The famously pro-life politician was Taoiseach for two-and-a-half years between 1994 to 1997.

He said that the Government’s proposal at this point in time “requires a doctor, who has a conscientious objection to doing an abortion, to ‘make arrangements to transfer the care’ of the woman to a doctor who will do it.”

This, he said, “is aiding and abetting the abortion, and there is no conscience clause here either.”

The 71-year-old said he fears “that doctors who are known to oppose abortion will be targeted under this clause by people wishing to catch them out and put them under threat of criminal prosecution because of their religious or human rights beliefs.”

He said that “rather than place this burden on doctors who believe abortion is wrong, it would be more sensible to publish an affirmative list of those who have no conscientious objection to doing abortions.”
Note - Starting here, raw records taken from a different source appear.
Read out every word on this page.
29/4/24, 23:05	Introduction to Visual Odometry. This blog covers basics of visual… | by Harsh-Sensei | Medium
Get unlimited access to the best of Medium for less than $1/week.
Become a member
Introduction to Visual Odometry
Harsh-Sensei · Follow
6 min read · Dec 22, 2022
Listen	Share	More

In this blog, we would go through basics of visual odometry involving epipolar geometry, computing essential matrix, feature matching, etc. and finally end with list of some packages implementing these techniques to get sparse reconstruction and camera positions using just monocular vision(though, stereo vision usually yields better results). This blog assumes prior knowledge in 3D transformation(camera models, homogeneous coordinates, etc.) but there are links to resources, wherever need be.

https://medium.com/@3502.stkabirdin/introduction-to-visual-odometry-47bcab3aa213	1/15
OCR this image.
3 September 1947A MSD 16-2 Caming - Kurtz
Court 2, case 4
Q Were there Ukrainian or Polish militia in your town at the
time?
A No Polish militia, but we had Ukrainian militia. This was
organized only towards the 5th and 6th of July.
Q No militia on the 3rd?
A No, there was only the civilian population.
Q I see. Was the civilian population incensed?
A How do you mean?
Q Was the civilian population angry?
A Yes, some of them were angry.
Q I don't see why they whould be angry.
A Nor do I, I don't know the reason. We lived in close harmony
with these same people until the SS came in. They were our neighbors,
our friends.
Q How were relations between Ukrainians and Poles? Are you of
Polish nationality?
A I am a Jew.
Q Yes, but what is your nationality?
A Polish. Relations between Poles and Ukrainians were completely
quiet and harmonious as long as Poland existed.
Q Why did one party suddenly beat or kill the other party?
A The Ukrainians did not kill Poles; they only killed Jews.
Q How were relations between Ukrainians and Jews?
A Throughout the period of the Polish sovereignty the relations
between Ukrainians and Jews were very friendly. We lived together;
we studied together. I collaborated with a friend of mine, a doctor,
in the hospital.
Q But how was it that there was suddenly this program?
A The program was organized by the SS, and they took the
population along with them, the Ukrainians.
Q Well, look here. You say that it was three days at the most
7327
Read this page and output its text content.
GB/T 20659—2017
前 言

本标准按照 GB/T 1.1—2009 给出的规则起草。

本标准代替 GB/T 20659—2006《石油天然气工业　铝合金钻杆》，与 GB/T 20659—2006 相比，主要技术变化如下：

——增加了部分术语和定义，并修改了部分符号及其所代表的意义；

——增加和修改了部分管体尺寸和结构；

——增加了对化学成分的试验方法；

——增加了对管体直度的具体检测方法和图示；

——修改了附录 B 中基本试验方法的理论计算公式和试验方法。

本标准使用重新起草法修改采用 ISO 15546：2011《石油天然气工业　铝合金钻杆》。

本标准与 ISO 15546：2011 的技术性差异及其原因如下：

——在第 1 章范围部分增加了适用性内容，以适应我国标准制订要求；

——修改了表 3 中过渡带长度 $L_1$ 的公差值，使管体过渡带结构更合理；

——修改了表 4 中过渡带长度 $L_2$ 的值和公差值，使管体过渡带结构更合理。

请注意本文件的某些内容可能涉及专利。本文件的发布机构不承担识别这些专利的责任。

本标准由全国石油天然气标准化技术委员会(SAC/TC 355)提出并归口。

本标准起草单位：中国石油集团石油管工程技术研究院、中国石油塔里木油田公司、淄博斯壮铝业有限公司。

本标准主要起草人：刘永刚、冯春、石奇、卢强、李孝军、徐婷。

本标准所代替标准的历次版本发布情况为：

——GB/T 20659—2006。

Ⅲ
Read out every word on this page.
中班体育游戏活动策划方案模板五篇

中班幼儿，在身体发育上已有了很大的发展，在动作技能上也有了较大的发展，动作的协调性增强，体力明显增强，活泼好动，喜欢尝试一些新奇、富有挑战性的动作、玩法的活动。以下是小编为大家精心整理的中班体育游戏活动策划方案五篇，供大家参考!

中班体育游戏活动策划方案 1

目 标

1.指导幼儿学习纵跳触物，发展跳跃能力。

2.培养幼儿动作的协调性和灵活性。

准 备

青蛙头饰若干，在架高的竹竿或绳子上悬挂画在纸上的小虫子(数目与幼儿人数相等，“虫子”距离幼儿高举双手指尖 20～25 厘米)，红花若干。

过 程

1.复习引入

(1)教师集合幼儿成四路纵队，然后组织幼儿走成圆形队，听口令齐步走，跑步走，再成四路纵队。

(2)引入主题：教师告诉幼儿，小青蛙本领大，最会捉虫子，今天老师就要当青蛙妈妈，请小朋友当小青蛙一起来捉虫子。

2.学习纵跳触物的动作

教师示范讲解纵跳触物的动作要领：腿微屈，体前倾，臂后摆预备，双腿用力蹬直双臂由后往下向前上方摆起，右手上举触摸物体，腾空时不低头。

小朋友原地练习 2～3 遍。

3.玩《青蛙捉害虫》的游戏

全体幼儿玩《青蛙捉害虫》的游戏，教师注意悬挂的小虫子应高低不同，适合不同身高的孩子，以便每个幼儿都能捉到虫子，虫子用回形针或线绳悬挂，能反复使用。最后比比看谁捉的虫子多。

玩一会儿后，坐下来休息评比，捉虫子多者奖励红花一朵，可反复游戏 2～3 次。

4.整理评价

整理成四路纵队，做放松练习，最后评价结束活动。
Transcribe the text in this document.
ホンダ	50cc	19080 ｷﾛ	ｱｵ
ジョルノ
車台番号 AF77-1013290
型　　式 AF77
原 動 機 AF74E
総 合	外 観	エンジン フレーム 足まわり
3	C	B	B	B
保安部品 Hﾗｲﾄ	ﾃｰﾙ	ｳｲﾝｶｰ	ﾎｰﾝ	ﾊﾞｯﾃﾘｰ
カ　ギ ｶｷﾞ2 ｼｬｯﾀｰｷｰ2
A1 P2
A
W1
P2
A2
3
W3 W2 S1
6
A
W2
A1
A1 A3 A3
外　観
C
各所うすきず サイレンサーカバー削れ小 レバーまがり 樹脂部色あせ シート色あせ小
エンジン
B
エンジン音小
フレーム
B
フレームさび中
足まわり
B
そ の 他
Referring to other sections of the Government’s proposed legislation, he said “it will be permissible to end the life of what is deemed a ‘non-viable’ baby, at any stage in the pregnancy, if allowing the baby to be born would pose a ‘risk’ of serious harm to the mental health of the child’s mother.

“Again this is a very loose ground for ending a life. It involves the doctors in making a prediction about the future mental health of the mother after the baby might have been born.

“Whatever about adjudicating about present mental health, deciding about future mental health is completely speculative. And on the basis of that speculation, a baby’s life is to be ended. Indeed it is arguable that having an abortion is more likely, at some stage in the future, to trigger mental problems.”

The Dunboyne native encouraged those attending Saturday evening’s dinner to lobby strongly for amendments to the Government’s legislative proposals which will be introduced to the Dáil in the coming weeks.

“We must continue to work vigilantly at legislative level, within the new constitutional dispensation,” he said. “And there is much that can be achieved in the immediate future.”